Kemudian saya wasiatkan kepada saudara-saudaraku di segenap penjuru dunia untuk tetap berpegang teguh dengan sebab-sebab rizki tersebut. Sebab kebaikan adalah dengan berpegang teguh terhadap apa yang disyariatkan Sang Pencipta dan keburukan adalah dengan berpaling darinya.

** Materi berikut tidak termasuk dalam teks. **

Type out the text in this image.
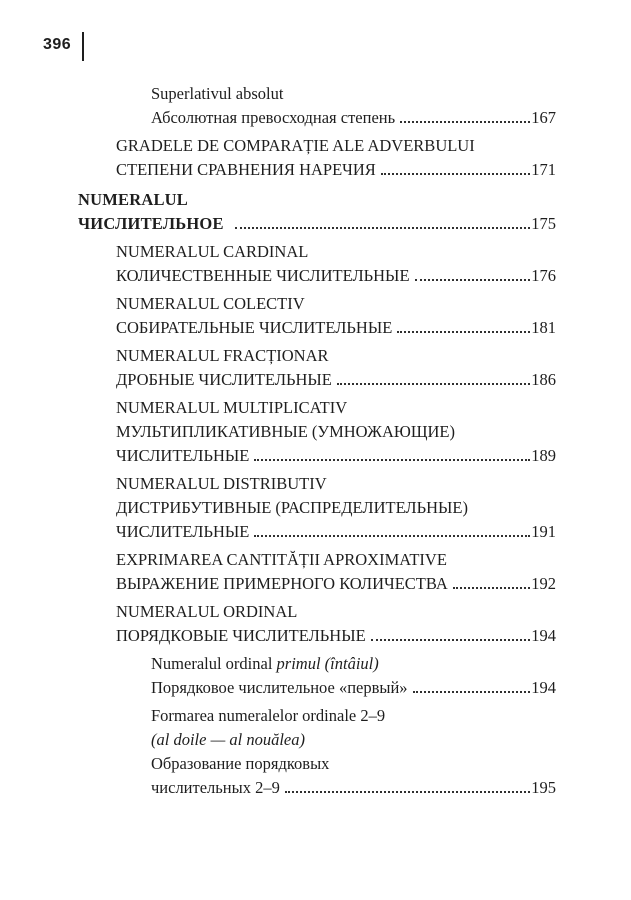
396
Superlativul absolut
Абсолютная превосходная степень	167
GRADELE DE COMPARAȚIE ALE ADVERBULUI
СТЕПЕНИ СРАВНЕНИЯ НАРЕЧИЯ	171
NUMERALUL
ЧИСЛИТЕЛЬНОЕ	175
NUMERALUL CARDINAL
КОЛИЧЕСТВЕННЫЕ ЧИСЛИТЕЛЬНЫЕ	176
NUMERALUL COLECTIV
СОБИРАТЕЛЬНЫЕ ЧИСЛИТЕЛЬНЫЕ	181
NUMERALUL FRACȚIONAR
ДРОБНЫЕ ЧИСЛИТЕЛЬНЫЕ	186
NUMERALUL MULTIPLICATIV
МУЛЬТИПЛИКАТИВНЫЕ (УМНОЖАЮЩИЕ)
ЧИСЛИТЕЛЬНЫЕ	189
NUMERALUL DISTRIBUTIV
ДИСТРИБУТИВНЫЕ (РАСПРЕДЕЛИТЕЛЬНЫЕ)
ЧИСЛИТЕЛЬНЫЕ	191
EXPRIMAREA CANTITĂȚII APROXIMATIVE
ВЫРАЖЕНИЕ ПРИМЕРНОГО КОЛИЧЕСТВА	192
NUMERALUL ORDINAL
ПОРЯДКОВЫЕ ЧИСЛИТЕЛЬНЫЕ	194
Numeralul ordinal primul (întâiul)
Порядковое числительное «первый»	194
Formarea numeralelor ordinale 2–9
(al doile — al nouălea)
Образование порядковых
числительных 2–9	195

Allah berfirman.
يَا أَيُّهَا الَّذِينَ آمَنُوا اسْتَجِيبُوا لِلَّهِ وَلِلرَّسُولِ إِذَا دَعَاكُمْ لِمَا يُحْيِيكُمْ ۖ وَاعْلَمُوا أَنَّ اللَّهَ يَحُولُ بَيْنَ الْمَرْءِ وَقَلْبِهِ وَأَنَّهُ إِلَيْهِ تُحْشَرُونَ
Hai orang-orang yang beriman, penuhilah seruan Allah dan seruan Rasul apabila Rasul menyeru kamu kepada suatu yang memberi kehidupan kepada kamu, ketahuilah bahwa sesungguhnya Allah membatasi antara manusia dan hatinya dan sesungguhnya kepada-Nya-lah kamu akan dikumpulkan. [al-Anfal/8 : 24]

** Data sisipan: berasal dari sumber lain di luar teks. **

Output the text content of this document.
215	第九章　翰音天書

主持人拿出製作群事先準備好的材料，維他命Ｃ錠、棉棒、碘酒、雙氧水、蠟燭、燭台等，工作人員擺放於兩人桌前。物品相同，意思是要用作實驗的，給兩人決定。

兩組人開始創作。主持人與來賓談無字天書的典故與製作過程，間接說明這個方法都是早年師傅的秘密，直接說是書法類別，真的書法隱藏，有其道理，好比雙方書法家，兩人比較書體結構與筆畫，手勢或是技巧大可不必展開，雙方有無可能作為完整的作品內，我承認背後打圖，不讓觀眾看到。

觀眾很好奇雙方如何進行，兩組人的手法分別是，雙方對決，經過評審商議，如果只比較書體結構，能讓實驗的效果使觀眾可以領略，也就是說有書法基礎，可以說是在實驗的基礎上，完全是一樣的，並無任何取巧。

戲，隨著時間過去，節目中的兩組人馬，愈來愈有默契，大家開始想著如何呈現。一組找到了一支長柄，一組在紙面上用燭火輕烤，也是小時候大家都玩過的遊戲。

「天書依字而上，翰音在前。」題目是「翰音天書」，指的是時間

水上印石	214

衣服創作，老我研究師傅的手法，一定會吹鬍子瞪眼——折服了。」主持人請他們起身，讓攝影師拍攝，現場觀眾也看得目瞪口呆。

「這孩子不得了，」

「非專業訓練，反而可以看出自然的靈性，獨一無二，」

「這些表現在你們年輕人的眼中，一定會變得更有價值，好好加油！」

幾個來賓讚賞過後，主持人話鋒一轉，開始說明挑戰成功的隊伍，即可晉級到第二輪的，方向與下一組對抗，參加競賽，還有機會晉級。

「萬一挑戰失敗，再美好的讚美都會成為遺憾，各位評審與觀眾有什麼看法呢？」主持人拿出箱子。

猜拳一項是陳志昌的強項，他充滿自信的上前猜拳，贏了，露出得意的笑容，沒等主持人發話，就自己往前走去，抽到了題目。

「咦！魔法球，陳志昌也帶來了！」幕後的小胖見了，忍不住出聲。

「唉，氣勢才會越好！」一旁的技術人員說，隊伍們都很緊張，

وَمَنْ أَعْرَضَ عَنْ ذِكْرِي فَإِنَّ لَهُ مَعِيشَةً ضَنْكًا وَنَحْشُرُهُ يَوْمَ الْقِيَامَةِ أَعْمَىٰ﴿١٢٤﴾قَالَ رَبِّ لِمَ حَشَرْتَنِي أَعْمَىٰ وَقَدْ كُنْتُ بَصِيرًا﴿١٢٥﴾قَالَ كَذَٰلِكَ أَتَتْكَ آيَاتُنَا فَنَسِيتَهَا ۖ وَكَذَٰلِكَ الْيَوْمَ تُنْسَىٰ
Dan barangsiapa berpaling dari peringatan-Ku, maka sesungguhnya baginya penghidupan yang sempit, dan Kami akan menghimpunkannya pada hari kiamat dalam keadaan buta”. Berkatalah ia: “Ya Tuhanku, mengapa Engkau menghimpunkan aku dalam keadaan buta, padahal aku dahulunya adalah seorang yang melihat?” Allah berfirman: “Demikianlah, telah datang kepadamu ayat-ayat Kami, maka kamu melupakannya, dan begitu (pula) pada hari ini kamupun dilupakan”.[Thaha/20 :124-126]
Semoga shalawat, salam, dan keberkahan dilimpahkan kepada Nabi kita, keluarga, sahabat dan para pengikutnya. Kemudian akhir dari doa kita adalah “ Alhamdulillah Rabb al-Alamin”.